Aún revivo una
y otra vez aquellos paisajes mágicos. El batey de ocho o diez casas,
escribiendo su caprichosa navegación en los días de sol, narrando el paso de
los ciclones en antiguos caballetes, anunciando en el verdiclaro ruedo de la
yerba, el estado del tiempo. De un lado a otro era encinchado por el rojo trazo
de la guardarraya, que nacía en el Callejón Hondo y después serpenteaba entre
cañaverales hasta muy allá, donde el potrero. Al fondo la arboleda con los
caimitos inalcanzables, los zapotes escondiendo su dramático nervio y mangos y
caniteles cobijando cafetos, nidos de gallinas y juegos de nosotros.

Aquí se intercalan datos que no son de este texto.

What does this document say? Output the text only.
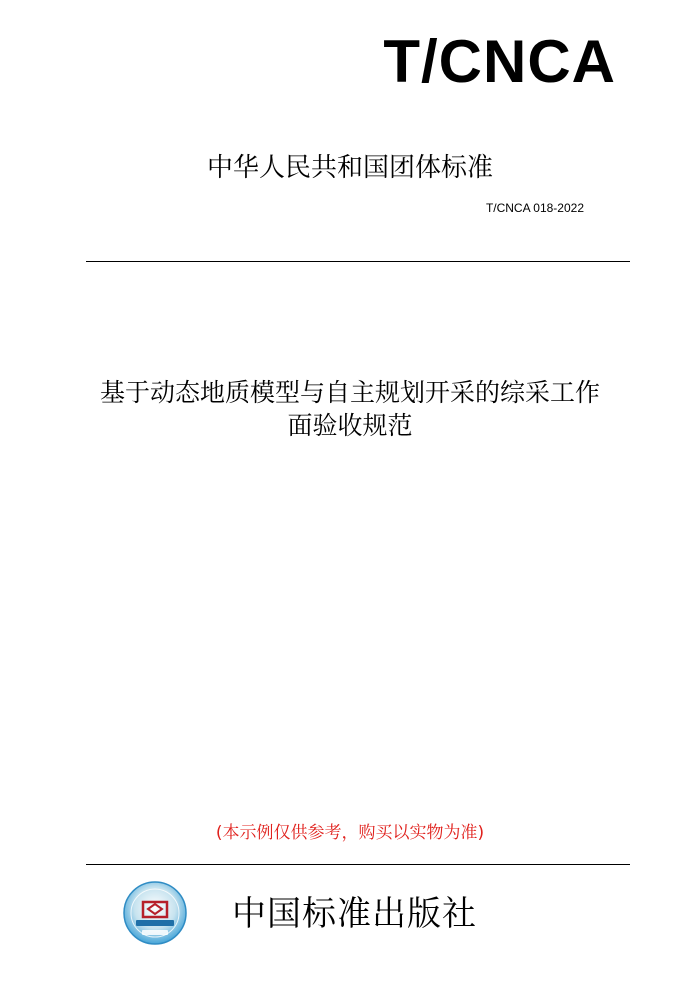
T/CNCA
中华人民共和国团体标准
T/CNCA 018-2022
基于动态地质模型与自主规划开采的综采工作
面验收规范
(本示例仅供参考，购买以实物为准)
中国标准出版社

La gente anunciaba la vida con un galope de caballos, en la rondana del pozo de boca, en la tos higiénica de abuelo al amanecer, mientras enjuagaba el colador de café a través de la ventana de la cocina. A prima noche, cuentos de apariciones y brujerías rumoreaban entre los futuros desvelados. Y más tarde gritos de pesadillas, ronquidos incontrolables.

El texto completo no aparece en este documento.